How eating leafy greens keeps your heart healthy
DECCAN CHRONICLE | DC Correspondent
London: If we want a healthy heart, then we should probably add a lot of greens to our diet.
A new research found, Vitamin K, which is found in kale, spinach and broccoli, maintains the size of the heart's left ventricle which is responsible for pumping oxygen-rich blood around the body, reports the Daily Mail. The left ventricle tends to enlarge due to insufficient levels of vitamins.
Previous research reveals large hearts do not pump blood as efficiently as they should, which can result in fatal heart attacks. The more Vitamin K a person has, the less likely they will develop an enlarged heart, the study found. Past research suggests Vitamin K may activate a protein involved in maintaining heart size.
About 766 healthy teenagers aged between 14 and 18 were analyzed by Augusta University researchers.
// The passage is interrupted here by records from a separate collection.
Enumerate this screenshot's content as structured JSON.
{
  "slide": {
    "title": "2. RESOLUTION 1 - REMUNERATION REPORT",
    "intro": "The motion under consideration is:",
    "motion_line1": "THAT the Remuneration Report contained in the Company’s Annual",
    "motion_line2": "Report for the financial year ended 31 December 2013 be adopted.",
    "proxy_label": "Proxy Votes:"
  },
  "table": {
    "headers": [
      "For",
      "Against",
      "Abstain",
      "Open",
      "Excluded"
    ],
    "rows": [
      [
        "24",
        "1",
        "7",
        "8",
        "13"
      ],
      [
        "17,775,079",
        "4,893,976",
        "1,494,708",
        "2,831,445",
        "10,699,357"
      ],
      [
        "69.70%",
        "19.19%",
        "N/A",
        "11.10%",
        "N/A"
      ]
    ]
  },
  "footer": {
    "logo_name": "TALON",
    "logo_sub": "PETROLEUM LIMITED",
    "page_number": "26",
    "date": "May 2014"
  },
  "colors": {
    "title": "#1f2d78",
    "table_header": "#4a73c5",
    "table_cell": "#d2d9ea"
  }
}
The study's participant's diet and activity levels were measured over seven days via self-reporting and devices that assess acceleration.
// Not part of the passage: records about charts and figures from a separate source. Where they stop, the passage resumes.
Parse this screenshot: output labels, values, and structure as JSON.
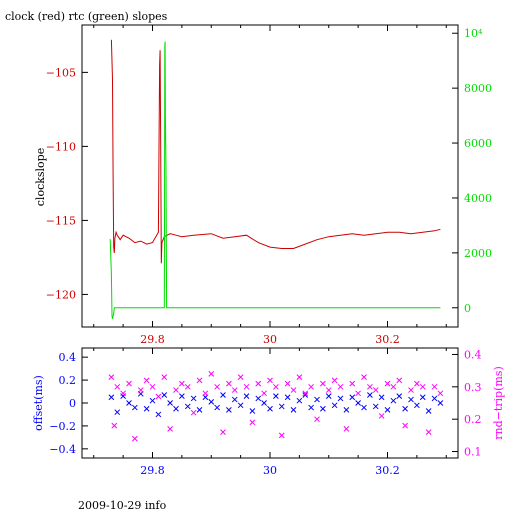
{
  "title": "clock (red) rtc (green) slopes",
  "footer": "2009-10-29 info",
  "colors": {
    "clock": "#cc0000",
    "rtc": "#00dd00",
    "offset": "#0000ff",
    "rndtrip": "#ff00ff",
    "axes": "#000000"
  },
  "chart_data": [
    {
      "type": "line",
      "title": "clock (red) rtc (green) slopes",
      "xlim": [
        29.68,
        30.32
      ],
      "x_ticks": [
        29.8,
        30.0,
        30.2
      ],
      "x_tick_labels": [
        "29.8",
        "30",
        "30.2"
      ],
      "left_axis": {
        "label": "clockslope",
        "ylim": [
          -122.2,
          -101.8
        ],
        "ticks": [
          -120,
          -115,
          -110,
          -105
        ],
        "tick_labels": [
          "−120",
          "−115",
          "−110",
          "−105"
        ]
      },
      "right_axis": {
        "label": "",
        "ylim": [
          -700,
          10300
        ],
        "ticks": [
          0,
          2000,
          4000,
          6000,
          8000,
          10000
        ],
        "tick_labels": [
          "0",
          "2000",
          "4000",
          "6000",
          "8000",
          "10⁴"
        ]
      },
      "series": [
        {
          "name": "clock",
          "axis": "left",
          "x": [
            29.73,
            29.732,
            29.733,
            29.734,
            29.735,
            29.736,
            29.738,
            29.74,
            29.745,
            29.75,
            29.76,
            29.77,
            29.78,
            29.79,
            29.8,
            29.81,
            29.812,
            29.813,
            29.814,
            29.815,
            29.816,
            29.818,
            29.82,
            29.83,
            29.84,
            29.85,
            29.87,
            29.9,
            29.92,
            29.94,
            29.96,
            29.98,
            30.0,
            30.02,
            30.04,
            30.06,
            30.08,
            30.1,
            30.12,
            30.14,
            30.16,
            30.18,
            30.2,
            30.22,
            30.24,
            30.26,
            30.28,
            30.29
          ],
          "y": [
            -102.8,
            -105.5,
            -112.0,
            -116.8,
            -117.2,
            -116.2,
            -115.8,
            -116.0,
            -116.3,
            -116.0,
            -116.2,
            -116.5,
            -116.4,
            -116.6,
            -116.5,
            -115.8,
            -104.5,
            -103.5,
            -110.0,
            -117.9,
            -116.5,
            -116.3,
            -116.1,
            -115.9,
            -116.0,
            -116.1,
            -116.0,
            -115.9,
            -116.2,
            -116.1,
            -116.0,
            -116.5,
            -116.8,
            -116.9,
            -116.9,
            -116.6,
            -116.3,
            -116.1,
            -116.0,
            -115.9,
            -116.0,
            -115.9,
            -115.8,
            -115.8,
            -115.9,
            -115.8,
            -115.7,
            -115.6
          ]
        },
        {
          "name": "rtc",
          "axis": "right",
          "x": [
            29.728,
            29.73,
            29.731,
            29.732,
            29.734,
            29.735,
            29.737,
            29.74,
            29.8,
            29.82,
            29.8205,
            29.821,
            29.8215,
            29.822,
            29.823,
            29.824,
            29.9,
            30.0,
            30.1,
            30.2,
            30.29
          ],
          "y": [
            2500,
            1200,
            -300,
            -400,
            -200,
            0,
            0,
            0,
            0,
            0,
            3000,
            9500,
            9700,
            7000,
            5000,
            0,
            0,
            0,
            0,
            0,
            0
          ]
        }
      ]
    },
    {
      "type": "scatter",
      "title": "",
      "xlim": [
        29.68,
        30.32
      ],
      "x_ticks": [
        29.8,
        30.0,
        30.2
      ],
      "x_tick_labels": [
        "29.8",
        "30",
        "30.2"
      ],
      "left_axis": {
        "label": "offset(ms)",
        "ylim": [
          -0.48,
          0.48
        ],
        "ticks": [
          -0.4,
          -0.2,
          0.0,
          0.2,
          0.4
        ],
        "tick_labels": [
          "−0.4",
          "−0.2",
          "0",
          "0.2",
          "0.4"
        ]
      },
      "right_axis": {
        "label": "rnd−trip(ms)",
        "ylim": [
          0.08,
          0.42
        ],
        "ticks": [
          0.1,
          0.2,
          0.3,
          0.4
        ],
        "tick_labels": [
          "0.1",
          "0.2",
          "0.3",
          "0.4"
        ]
      },
      "series": [
        {
          "name": "offset",
          "axis": "left",
          "marker": "x",
          "x": [
            29.73,
            29.74,
            29.75,
            29.76,
            29.77,
            29.78,
            29.79,
            29.8,
            29.81,
            29.82,
            29.83,
            29.84,
            29.85,
            29.86,
            29.87,
            29.88,
            29.89,
            29.9,
            29.91,
            29.92,
            29.93,
            29.94,
            29.95,
            29.96,
            29.97,
            29.98,
            29.99,
            30.0,
            30.01,
            30.02,
            30.03,
            30.04,
            30.05,
            30.06,
            30.07,
            30.08,
            30.09,
            30.1,
            30.11,
            30.12,
            30.13,
            30.14,
            30.15,
            30.16,
            30.17,
            30.18,
            30.19,
            30.2,
            30.21,
            30.22,
            30.23,
            30.24,
            30.25,
            30.26,
            30.27,
            30.28,
            30.29
          ],
          "y": [
            0.05,
            -0.08,
            0.06,
            0.0,
            -0.04,
            0.08,
            -0.05,
            0.02,
            -0.1,
            0.07,
            0.0,
            -0.05,
            0.06,
            -0.03,
            0.04,
            -0.06,
            0.05,
            0.01,
            -0.04,
            0.07,
            -0.06,
            0.03,
            -0.02,
            0.06,
            -0.07,
            0.04,
            0.0,
            -0.05,
            0.06,
            -0.03,
            0.05,
            -0.06,
            0.02,
            0.07,
            -0.04,
            0.03,
            -0.05,
            0.06,
            -0.02,
            0.04,
            -0.06,
            0.05,
            0.0,
            -0.04,
            0.07,
            -0.03,
            0.05,
            -0.06,
            0.02,
            0.06,
            -0.05,
            0.03,
            -0.02,
            0.05,
            -0.07,
            0.04,
            0.0
          ]
        },
        {
          "name": "rnd-trip",
          "axis": "right",
          "marker": "x",
          "x": [
            29.73,
            29.735,
            29.74,
            29.75,
            29.76,
            29.77,
            29.78,
            29.79,
            29.8,
            29.81,
            29.82,
            29.83,
            29.84,
            29.85,
            29.86,
            29.87,
            29.88,
            29.89,
            29.9,
            29.91,
            29.92,
            29.93,
            29.94,
            29.95,
            29.96,
            29.97,
            29.98,
            29.99,
            30.0,
            30.01,
            30.02,
            30.03,
            30.04,
            30.05,
            30.06,
            30.07,
            30.08,
            30.09,
            30.1,
            30.11,
            30.12,
            30.13,
            30.14,
            30.15,
            30.16,
            30.17,
            30.18,
            30.19,
            30.2,
            30.21,
            30.22,
            30.23,
            30.24,
            30.25,
            30.26,
            30.27,
            30.28,
            30.29
          ],
          "y": [
            0.33,
            0.18,
            0.3,
            0.28,
            0.31,
            0.14,
            0.29,
            0.32,
            0.3,
            0.27,
            0.33,
            0.17,
            0.29,
            0.31,
            0.3,
            0.22,
            0.32,
            0.28,
            0.34,
            0.3,
            0.16,
            0.31,
            0.29,
            0.33,
            0.3,
            0.19,
            0.31,
            0.28,
            0.32,
            0.3,
            0.15,
            0.31,
            0.29,
            0.33,
            0.28,
            0.3,
            0.2,
            0.31,
            0.29,
            0.32,
            0.3,
            0.17,
            0.31,
            0.28,
            0.33,
            0.3,
            0.29,
            0.21,
            0.31,
            0.3,
            0.32,
            0.18,
            0.29,
            0.31,
            0.3,
            0.16,
            0.3,
            0.28
          ]
        }
      ]
    }
  ]
}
Their heart's structure and function was investigated via ultrasound scans. The result showed that consuming insufficient amounts of vitamin K substantially increases the size of an individual's left ventricle.
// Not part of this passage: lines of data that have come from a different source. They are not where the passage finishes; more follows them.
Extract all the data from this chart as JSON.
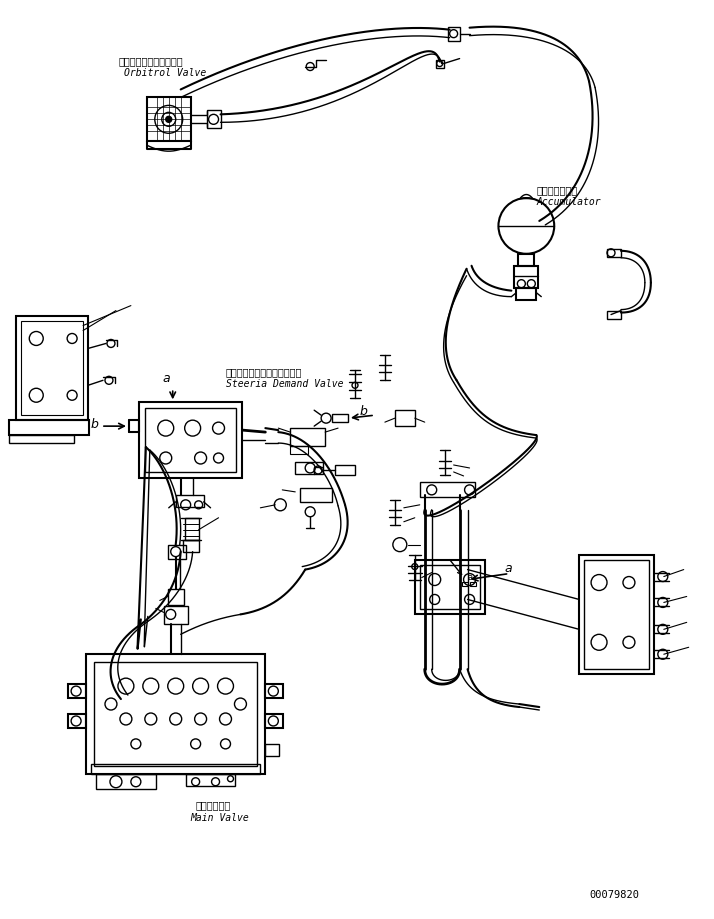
{
  "background_color": "#ffffff",
  "line_color": "#000000",
  "part_number": "00079820",
  "labels": {
    "orbitrol_jp": "オービットロールバルブ",
    "orbitrol_en": "Orbitrol Valve",
    "accumulator_jp": "アキュムレータ",
    "accumulator_en": "Accumulator",
    "steering_jp": "ステアリングデマンドバルブ",
    "steering_en": "Steeria Demand Valve",
    "mainvalve_jp": "メインバルブ",
    "mainvalve_en": "Main Valve"
  }
}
The left ventricle is the thickest of the four heart chambers and is responsible for pumping oxygenated blood around the body. The more Vitamin K a person has, the less likely they are to develop thick muscle in their left ventricle.
Enlarged hearts are less able to pump blood around the body, which can result in fatal heart attacks. Past research also revealed that Vitamin K activates a substance, known as the Matrix Gla Protein, involved in maintaining heart size.
According to the current trial's researchers, their findings 'clarify the importance of [Vitamin K] intake to cardiovascular development'. They add the results could 'lead to [Vitamin K] interventions in childhood aimed to improve cardiovascular development and to reduce the subsequent risk of [cardiovascular disease].'
The findings were published in The Journal of Nutrition.